Question Multitask implementation on a real robot?

Discussion in 'ML-Agents' started by lucvt001, Dec 3, 2023.

  1. lucvt001


    Jun 28, 2023
    Hi everyone, I am doing a research project on RL. The project involves training a model for a real-world underwater robot to complete a sequence of tasks: for eg, pass through gate A while avoiding obstacle B, move towards C to do certain tasks, and then find the location of objects D, E, F to hit them. Basically there are a lot of sequential tasks.

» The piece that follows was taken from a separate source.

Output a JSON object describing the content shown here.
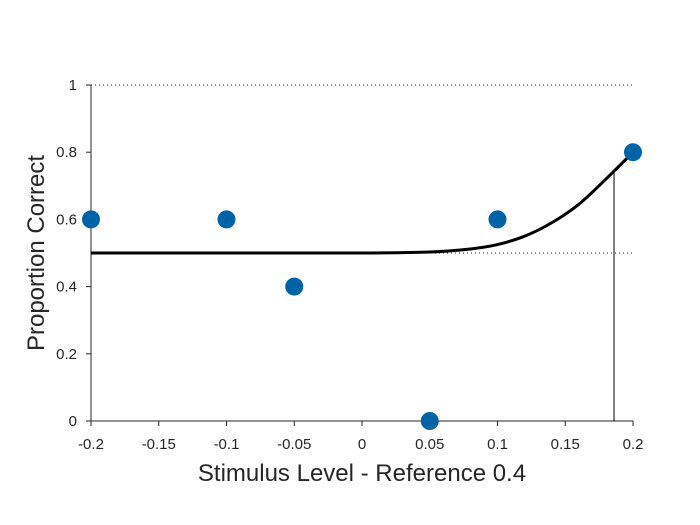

    My approach is to have a base model capable of moving to a relative location (variable observation) given velocity vector input. The model's action space is continuous and controls the speed and direction at which it moves. After this, I will slowly add more rewards relating to task A, B, ..., and train a few different models focused on only a task. In short, I am trying to train a base model that can bridge the sim-to-real gap in waypoint navigation, and build on top of that to do more complex tasks using curriculum learning (or other methods).

    I hope to receive some advice related to two questions:
    1) How to optimally bridge the sim-to-real gap, especially for underwater environment? Is there a way to combine PPO with SAC (which are supposedly more suitable for robotics) and collect real-world data to train the model? Or, if I vary the different hydrodynamics variables to simulate all the possible and feasible motions in a fluid, is PPO training sufficient?
    2) What's the difference between curriculum learning (CL) and stage-by-stage (SbS) training (for the lack of a better description)? For CL, I need to write a master curriculum before the start of training, and if I need to modify things when training has already started, I think it's a bit hard (?) In comparison, for SbS training, I will train a model as per normal, and then add tasks and modify rewards as the model excels at the original simpler task. In a sense, I don't need to prepare an overall plan (like a curriculum) before the starts of training. Is it possible?